Ecrit par Fanny Guyomard 31.08.18 dans La Une Livres, Rivages, La rentrée littéraire, Les Livres, Critiques, Roman

Presque une nuit d’été, août 2018, 180 pages, 18,50 €

Ecrivain(s): Thi Thu Edition: Rivages

Presque une nuit d’été, Thi Thu

 

« Je voulais capter ce qui fait de l’homme un homme » (p.14).

Une narratrice erre dans les rues d’une ville indéterminée, ou dans l’imaginaire des récits qu’elle recueille. A travers son regard de photographe et les mots d’une romancière, elle tente de restituer la condition humaine, cette fragile existence emportée dans le flux des éléments, mais qui peut se retourner en force lorsqu’elle accepte d’épouser ce mouvement qui nous est imposé.

Le roman suit ce long cheminement, qui au départ ne semble concerner qu’une individualité ennuyée et vagabonde. Mais au fil des rencontres et des histoires, la narratrice de notre temps moderne prend pleinement conscience de l’universalité de sa quête personnelle. Car chaque protagoniste vit la même quête : trouver sa place.

Dès lors, si chaque existence n’est que la variation d’un même thème, « J’aurais dû m’en douter : ce que je cherchais n’avait plus de sens désormais » (p.133). La prose légère et souvent amusante rejoint alors une dimension spirituelle, l’ampleur d’une recherche métaphysique : la vie d’un être n’a plus vraiment d’orientation progressive, puisque tout se répète à l’infini. L’homme n’est qu’une goutte de pluie qui s’évapore au soleil, un grain de sable roulé par les vagues, un brin d’herbe qui se plie au vent, une coccinelle qui peine à prendre son envol, ou encore la roche de Sisyphe, qui est inlassablement hissée sur la colline pour basculer et recommencer son ascension subie. L’homme, inscrit dans un cycle, n’a plus qu’à essayer de comprendre ce moment perpétuel, de capter les instants volatils du quotidien.

Et pourtant…

Et pourtant, il y a un moyen de sortir de cette itération accablante. A travers des dialogues aux allures maïeutiques, la narratrice apprend que pour s’en échapper, il faut d’abord s’échapper à soi-même : quitter la case du « yin » pour se préparer à entrer dans le « yang ».

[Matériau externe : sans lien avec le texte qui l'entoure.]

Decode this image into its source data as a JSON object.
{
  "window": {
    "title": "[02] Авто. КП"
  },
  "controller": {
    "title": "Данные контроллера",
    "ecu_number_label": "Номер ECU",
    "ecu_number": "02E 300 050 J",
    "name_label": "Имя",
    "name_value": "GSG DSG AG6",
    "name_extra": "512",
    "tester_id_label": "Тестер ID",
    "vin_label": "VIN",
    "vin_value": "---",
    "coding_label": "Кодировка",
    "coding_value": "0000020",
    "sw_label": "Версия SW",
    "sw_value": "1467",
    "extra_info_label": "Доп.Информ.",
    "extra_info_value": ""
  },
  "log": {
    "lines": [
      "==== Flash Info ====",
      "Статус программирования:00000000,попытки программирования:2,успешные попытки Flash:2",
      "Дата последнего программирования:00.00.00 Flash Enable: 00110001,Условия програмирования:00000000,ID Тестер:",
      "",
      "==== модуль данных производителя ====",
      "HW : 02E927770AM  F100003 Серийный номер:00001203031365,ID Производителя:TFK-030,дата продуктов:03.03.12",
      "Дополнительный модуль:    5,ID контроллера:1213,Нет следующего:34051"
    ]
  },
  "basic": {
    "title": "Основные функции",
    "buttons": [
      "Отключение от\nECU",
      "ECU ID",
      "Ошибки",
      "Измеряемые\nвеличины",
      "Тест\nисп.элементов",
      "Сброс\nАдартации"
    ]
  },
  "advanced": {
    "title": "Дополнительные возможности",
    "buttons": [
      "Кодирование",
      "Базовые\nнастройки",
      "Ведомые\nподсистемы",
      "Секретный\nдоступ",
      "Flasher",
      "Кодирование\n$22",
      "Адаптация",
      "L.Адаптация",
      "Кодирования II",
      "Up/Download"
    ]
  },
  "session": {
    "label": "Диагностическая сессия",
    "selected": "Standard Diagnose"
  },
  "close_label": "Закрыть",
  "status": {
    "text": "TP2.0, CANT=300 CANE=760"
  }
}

Car en filigrane, c’est bien cette dualité constante qui imprègne le roman. Pesanteur et légèreté, terre et ciel, vacuité et plénitude. La femme, engluée dans sa torpeur indolente et apathique, ne rêve que de rejoindre les nuages, des espaces qui donnent lieu à de magnifiques passages textuels que seule la poésie peut atteindre.

« J’aurais dû m’en douter : ce que je cherchais n’avait plus de sens désormais », car celle qui cherche un état contemplatif doit pour cela abandonner sa recherche.S’abandonner soi-même.

On part alors pour une quête de l’abandon, un paradoxe qui n’en est plus un dès lors que l’on est accompagné par un être excentrique, un philosophe ou un écrivain dont le regard éclairant nous distancie de nous-même. C’est alors que l’on parvient à retourner au vide primitif, au recommencement de l’âme.

Mais comment s’opère ce basculement ?

Par la transmission de savoir, de la solarité d’un corps, d’histoires mythiques, historiques ou contemporaines qui racontent l’expérience du basculement. Car on remarquera que les personnages de ces récits se situent toujours sur les bords, prêts à tomber, que ce soit dans l’âge adulte ou dans la mort.

Ces histoires mettent le doigt sur ce qui définit l’humain, les trahisons, la déception, mais aussi le courage et l’amour. L’amour est déployé sous toutes ses formes, que ce soit l’amitié, l’amour filial ou l’attachement à sa moitié. On revisite alors le mythe de l’androgyne, où les deux êtres, qui ne formaient qu’un dans un temps mythique, doivent renoncer à cette monstruosité pour vivre dans le monde réel, humain.

Toujours avec humilité, le récit rejoint de manière imperceptible les hauteurs du tragique au moment même où la narratrice parvient à l’étape du basculement. Car ce moment coïncide avec l’amour, qui ne peut cependant survivre dans sa complétude. L’unité s’accomplit lorsque le yin et le yang ne forment plus qu’un cercle, lorsque les deux êtres vivent hors de soi pour se rejoindre. Ils « tombent » alors amoureux : basculent de l’autre côté, et « montent » vers les nuages…

Mais cette réunion n’appartient qu’aux êtres monstrueux, imaginaires ou morts, car elle annule ce qui constitue la nature de chaque être. Le yin ne restera toujours qu’à côtédu yang.

Il faut donc retourner sur terre et repartir pour un nouveau cycle. Mais l’individu séparé de sa moitié doit apprendre à former un être à part, à être maître de ses gestes, intègre.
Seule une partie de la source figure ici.